Ce programme ne peut être réalisé par le biais des partis politiques et des structures institutionnelles existantes de la classe capitaliste. Il faut lutter pour ce programme par une mobilisation politique indépendante de la classe ouvrière. Le but de ce programme n'est pas la réforme du système capitaliste, mais son remplacement par un système économique socialiste, basé sur des formes démocratiques de gouvernement créées par la classe ouvrière au cours de la lutte.

Par-dessus tout, en luttant pour ce programme, la classe ouvrière américaine doit faire activement appel au soutien des travailleurs du monde entier, qui sont ses alliés naturels dans la lutte contre le capitalisme mondial. La pandémie, qui touche les travailleurs de tous les pays, démontre la nécessité de l'unification de la classe ouvrière internationale dans la lutte mondiale pour le socialisme.

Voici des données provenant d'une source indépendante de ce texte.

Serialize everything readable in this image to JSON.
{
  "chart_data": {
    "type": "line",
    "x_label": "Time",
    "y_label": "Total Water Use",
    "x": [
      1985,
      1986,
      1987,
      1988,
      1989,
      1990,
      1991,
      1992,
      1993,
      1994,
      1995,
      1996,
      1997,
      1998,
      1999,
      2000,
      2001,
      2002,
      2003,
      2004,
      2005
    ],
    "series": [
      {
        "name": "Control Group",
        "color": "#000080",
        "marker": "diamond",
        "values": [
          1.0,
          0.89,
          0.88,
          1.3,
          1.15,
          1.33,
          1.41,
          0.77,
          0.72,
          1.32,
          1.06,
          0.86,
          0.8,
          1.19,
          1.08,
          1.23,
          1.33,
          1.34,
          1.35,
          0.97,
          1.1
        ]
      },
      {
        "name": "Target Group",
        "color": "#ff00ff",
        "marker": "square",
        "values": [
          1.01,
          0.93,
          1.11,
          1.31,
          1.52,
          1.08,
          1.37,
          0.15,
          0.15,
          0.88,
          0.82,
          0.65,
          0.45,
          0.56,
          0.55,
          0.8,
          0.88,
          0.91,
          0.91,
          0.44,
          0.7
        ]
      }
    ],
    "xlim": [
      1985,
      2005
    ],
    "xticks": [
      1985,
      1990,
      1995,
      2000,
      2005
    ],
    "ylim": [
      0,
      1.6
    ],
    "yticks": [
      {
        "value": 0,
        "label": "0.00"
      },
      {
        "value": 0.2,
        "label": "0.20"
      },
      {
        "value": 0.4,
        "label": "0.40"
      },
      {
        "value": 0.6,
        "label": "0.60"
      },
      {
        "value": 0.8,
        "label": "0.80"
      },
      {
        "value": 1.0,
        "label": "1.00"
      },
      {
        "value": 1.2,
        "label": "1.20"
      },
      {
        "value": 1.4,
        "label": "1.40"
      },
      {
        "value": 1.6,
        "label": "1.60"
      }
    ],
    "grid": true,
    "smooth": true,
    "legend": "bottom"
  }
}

Le Parti de l'égalité socialiste se présente aux élections nationales de 2020. Ses candidats à la présidence et à la vice-présidence - Joseph Kishore et Norissa Santa Cruz - utiliseront l'occasion offerte par cette campagne pour lutter en faveur de ce programme socialiste révolutionnaire.

Nous appelons les travailleurs et les jeunes, les lecteurs du World Socialist Web Site et les partisans du Parti de l'égalité socialiste à s'engager activement dans cette lutte décisive dont dépend l'avenir de l'humanité.